Sánchez ha buscado el entendimiento en materia económica, social y de desarrollo del Estado y Europa en negociaciones con fuerzas políticas enfrentadas entre sí y con el partido mayoritario del gobierno de coalición ¿lo hace por necesidad o por otras razones? Es obvio que los acuerdos que consiga reunir aparecen en un primer momento como logros sumatoriales, pero podría haber obtenido la misma legitimidad y operatividad mediante el concurso de la voluntad y los votos de otros actores con un pacto homogéneo para todas las cuestiones. No veo la necesidad perentoria por ningún lado y ya de paso he de decir que yo soy partidario de reducir la geometría variable a geometría a secas, cuanto más euclidiana, más mejor.

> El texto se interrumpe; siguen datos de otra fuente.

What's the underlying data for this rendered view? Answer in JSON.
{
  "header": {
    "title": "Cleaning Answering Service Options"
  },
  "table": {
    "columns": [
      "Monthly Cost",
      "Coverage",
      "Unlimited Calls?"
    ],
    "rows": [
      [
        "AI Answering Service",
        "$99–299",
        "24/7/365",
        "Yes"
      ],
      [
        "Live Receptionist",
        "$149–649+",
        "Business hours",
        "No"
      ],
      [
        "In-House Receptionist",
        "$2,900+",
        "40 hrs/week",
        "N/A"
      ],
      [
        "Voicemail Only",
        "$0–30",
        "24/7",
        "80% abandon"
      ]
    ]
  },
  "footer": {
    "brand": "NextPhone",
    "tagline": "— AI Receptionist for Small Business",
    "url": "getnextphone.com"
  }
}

Dar por buena en sí misma la negociación y el pacto con fuerzas políticas de distinto pelo me parece un apriorismo (otra vez la filosofía, caray) que está por desvelarse. Si cree que el ofrecimiento de alguna forma de pacto y reintroducción en la racionalidad política a aquellos que se han dado de baja del sentido común es algo positivo, comete un error, tan pronto salgan de la UVI volverán a chocar de frente contra todo lo que desde la idea de gobierno de progreso se plantee. A mis ojos, la geometría variable que pretende poner en juego el presidente no es necesaria y desde luego no es inerte. Como decía mi abuela, ojalá me equivoque, pero creo que veremos muy pronto como esas fuerzas coaligadas naturalmente al destino de los perdedores nacionalistas, mercantilistas y adictos a la contaminación, se recuperan de su destrozo al amparo del geómetra Sánchez y con ello recuperarán su malévola capacidad de combatir en favor del conservadurismo todo aquello que signifique progreso.

Así es que la idealidad pactista tiene como correlato antagonista la aspereza de la cotidianeidad. Roma, que basó su imperio en la capacidad de desarrollar acuerdos con los pueblos barbaros, cincelaba en bronce los pactos a que se llegaba, pero a continuación acantonaba una legión como garantía de respeto a lo firmado. Roma no traicionaba los pactos e impedía que los demás lo hicieran de manera impune.

Además de los riegos derivados de un aprovechamiento torticero de lo pactado, el abuso de la geometría variable tiene otra contraindicación: puede transformar la identidad misma de la materia sujeta a pacto. Si te habitúas a tratar la cuestión de la jefatura del estado con los herederos espirituales de González, Ansón o de Cebrián, lo lógico es que acabes tomando por fuera de duda un cierto derecho regio a disfrutar (que no a servir) de la jefatura del estado. Un pillo, una familia de pillos, pueden transformase en un conjunto modélico recién salido de los pinceles de Velázquez. Implicarte por convicción o por convención en una situación determinada te tiñe, digamos que te contamina como a esos policías que de tanto relacionarse con el hampa, acaban siendo ellos mismos uno de sus capos.

El arte, más reflexivo que la política, ya advirtió esa capacidad manipuladora del contacto con la realidad que puede volverse en tu contra, lo teorizaba Kandinsky en su tratado de geometría Punto y línea sobre el plano, cuando describía la interioridad o exterioridad a la hora de interactuar con lo dado. Es como contemplar una calle a través de un cristal aislante o de imbuirse en ella, en sus olores, sus ruidos y colores, pero también en sus inmundicias.